4) This question uses the data at  football.csv
Download it to your computer. This data set gives the total number of wins for each of the 117 Division 1A college football teams for the 2003 and 2004 seasons.

a) Use plot() in R to make a scatter plot for this data with 2003 wins on the x-axis and 2004 wins on the y-axis. Use the range 0 to 12 for both the x-axis and y-axis. Include the R commands and the plot. Put your name in the title of the plot.

b) Why are there fewer than 117 points visible on your graph in part a? Describe the solution we discussed in class to deal with this problem (but don't actually do it).

c) Compute the correlation in R using the function cor().

d) How does the value in part c change if you add 10 to all the values for 2004?

e) How does the value in part c change if you multiply all the 2004 values by 2?

f) How does the value in part c change if you multiply all the 2004 values by -2?

5) This question uses the sample of 10,000 Ohio house prices at  OH_house_prices.csv
Download the data set to your computer.
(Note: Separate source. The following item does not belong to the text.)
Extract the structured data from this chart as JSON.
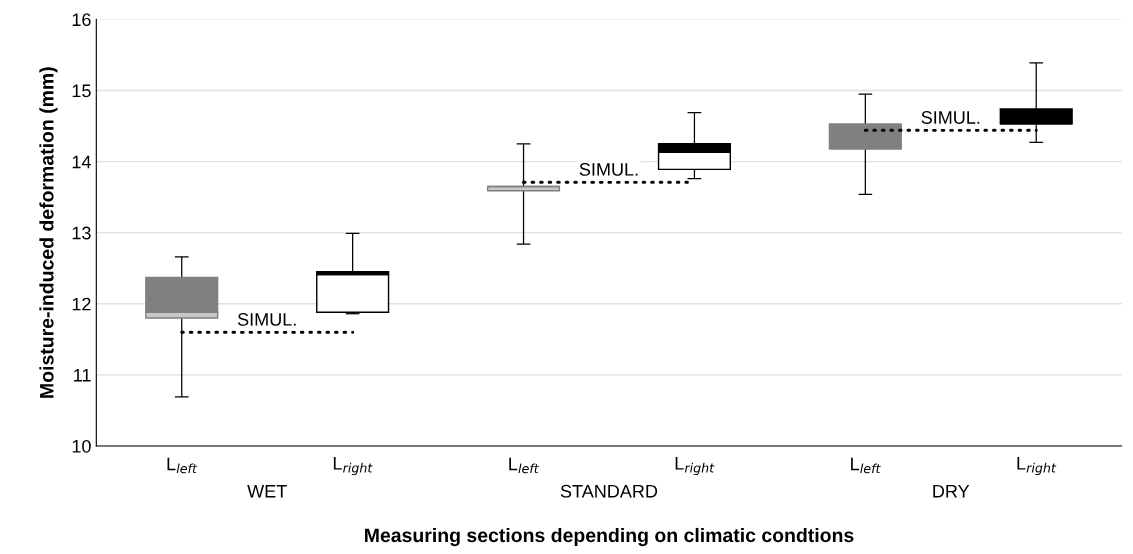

Note that the house prices are in thousands of dollars.

a) What is the median value? Is it larger or smaller than the mean?

b) What does your answer to part a suggest about the shape of the distribution (right-skewed or left-skewed)?

c) How does the median change if you add 10 (thousand dollars) to all the values?

d) How does the median change if you multiply all the values by 2?

5) This question uses the following people's ages: 19,23,30,30,45,25,24,20. Store them in R using the syntax ages<-c(19,23,30,30,45,25,24,20).

a) Compute the standard deviation in R using the sd() function.

b) Compute the same value by hand and show all the steps.

c) Using R, how does the value in part a change if you add 10 to all the values?

d) Using R, how does the value in part a change if you multiply all the values by 100?